Na crônica publicada em fevereiro de 2017, seis anos atrás, sob o título “UM PODER ALVO DE OUTRO PODER”, reportei o seguinte:
“Existem, como prática comum em vários países, três modelos distintos de preenchimento de vagas de magistrados nas Cortes Supremas, mais conhecidos como: a) Sistema Cooperativo: O Presidente indica um nome, mas depende de outro Poder, no caso o Senado Federal, para sabatinar e aprovar ou rejeitar o candidato, forma vigente no Brasil, Estados Unidos e Argentina; b) Sistema Representativo: As vagas são distribuídas, harmonicamente ou não, entre os Poderes Executivo, Legislativo e Judiciário, sem possibilidade de rejeição de qualquer parte, a exemplo de França, Itália, Turquia e Noruega; c) Sistema Profissional: Esse modelo prioriza os conhecimentos técnicos e a formação jurídica do candidato, o qual é indicado pelos membros da própria Corte, configurando um elevado grau de distanciamento das influências políticas e partidárias, principalmente”. A forma ideal…

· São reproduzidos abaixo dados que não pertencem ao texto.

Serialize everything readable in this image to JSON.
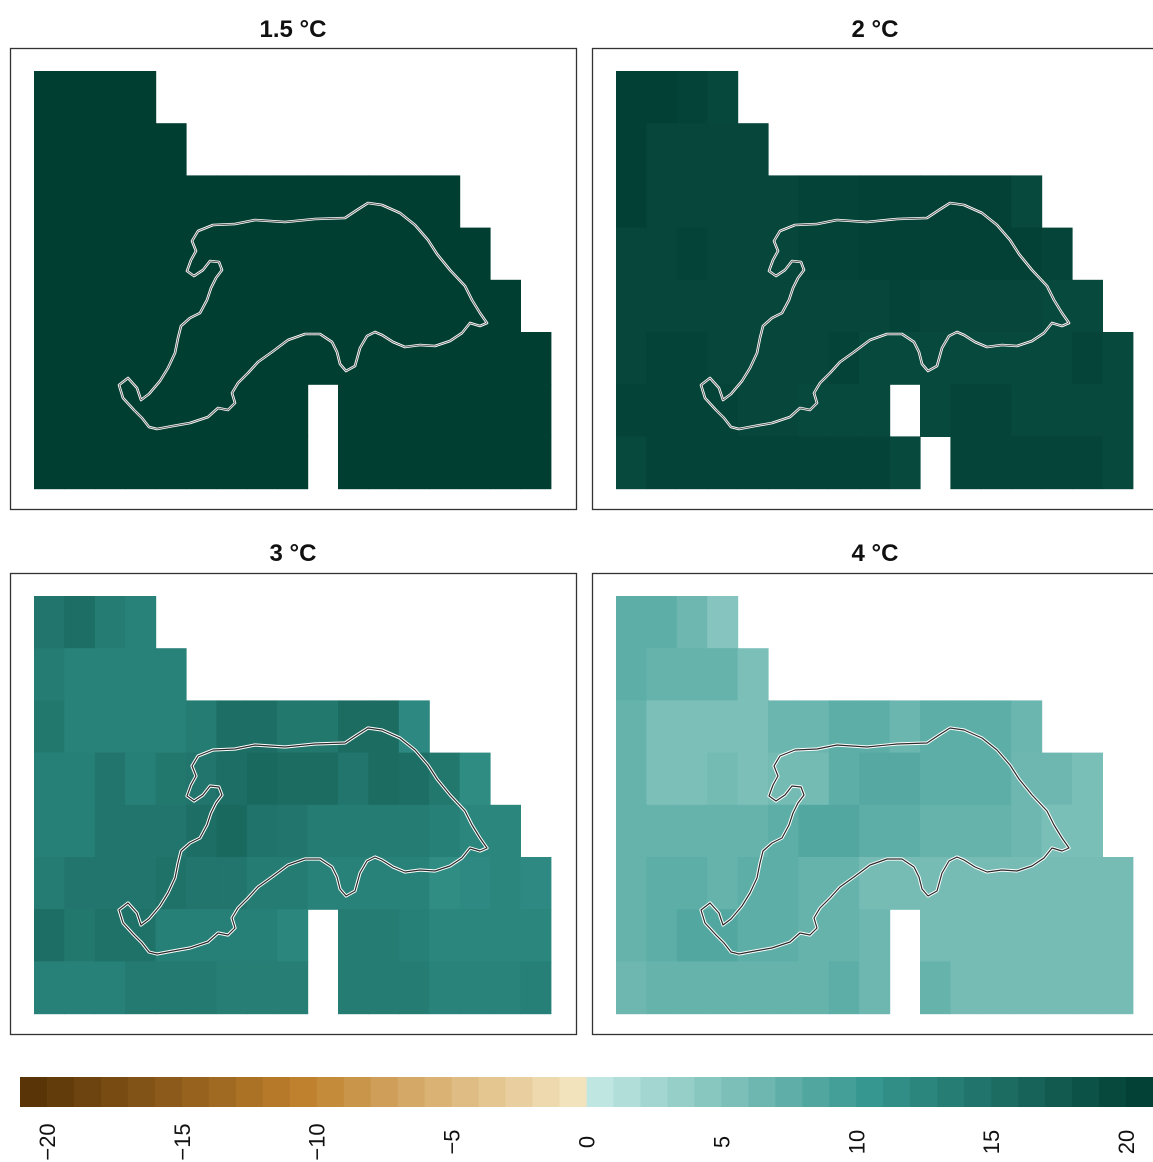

Sendo o STF a mais alta Corte Jurídica deste país, guardião maior na defesa da nossa Constituição Federal, a preservação da integridade e do respeito à Corte, deveria começar por critérios mais idôneos e independentes na escolha dos seus Magistrados, e nunca a depender do dedo político definindo os nomes dos seus Ministros.
Esses constantes bate bocas entre a Presidência da República e o Supremo Tribunal e, em particular, com alguns Ministros não identificados politicamente, é um vexame aviltante e que envergonha o povo brasileiro.
Espero, num breve futuro, poder aqui retornar para exaltar a atitude dos nossos legisladores que, após profundo e detalhado estudo técnico-jurídico tenham decidido alterar as regras de composição desse importante Tribunal Federal, livrando essa Alta Côrte de determinadas canetadas da Presidência da República.
Autor: Adm. Agenor Santos, Pós-Graduação Lato Sensu em Controle, Monitoramento e Avaliação no Setor Público – Salvador – BA.
Blog do Florisvaldo – Informação Com Imparcialidade – 12/11/2023
7 Comentários
Em princípio e momentaneamente, eu responderia que sim!
O monopólio existente no STF é benéfico para todo os seus integrantes, mesmo que em alguns momentos (publicamente) a raiva ou a vaidade aflore na pele de alguns deles, expondo as suas diferenças, nada que não seja apaziguado (nos bastidores) pelo colegiado, pois é conveniente que permaneça “tudo como dantes no quartel d’Abrantes”. Assim, cabe aos legisladores encontrarem formas de escreverem e implantarem as reformas tão desejadas.
Parabéns! Excelente crônica. Abraços (Salvador-BA).
Amigo Agenor, esperamos, em breve se possível, uma alteração neste sistema atual de escolha para que os membros do STF sejam livres de amarras políticas e, assim, se tornem verdadeiros Guardiões das Leis. (Brusque (SC).
Mais uma boa crônica que aborda a nossa realidade. Será que veremos mudança na maneira de escolha dos Ministros? Parabéns. Salvador-BA).
CONCORDO PLENAMENTE COM A SUA POSTAGEM, FLORISVALDO!!! VERIDICA 100%. (BARRA DO MENDES-BA).
O BACANA é que todos os comentários seguem a mesma linha de concordância, e esse não poderia ser diferente no mesmo raciocínio dos demais. Tem um ditado que lembra o dá por uma mão e toma pela outra… bem o caso!
Sou um leitor fiel e entusiasmado de seus artigos.
Além da escrita primorosa, você é verdadeiramente cirúrgico ao dissertar sobre os temas que escolhe, muito principalmente sobre as particularidades e aberrações que estamos vivenciando constantemente nos três Poderes que tanto infelicitam atualmente nossa (?) Pindorama.
Nesse texto de hoje você é ainda mais brilhante, oportuno e certeiro. Realmente, é inaceitável, insuportável o que acontece com a nomeação de Juízes(?) para compor o que chamam de MAIS ALTA CÔRTE DO PAÍS. Creio mesmo que não existe aberração maior , em nenhum outro País, em processos que tais.
Enfim, vai se esgotando, extinguindo mesmo, o que nos resta de esperança de uma melhora no respeito a princípios de moralidade na coisa pública.
Efusivos parabéns e meu abraço pra você.(Salvador-BA).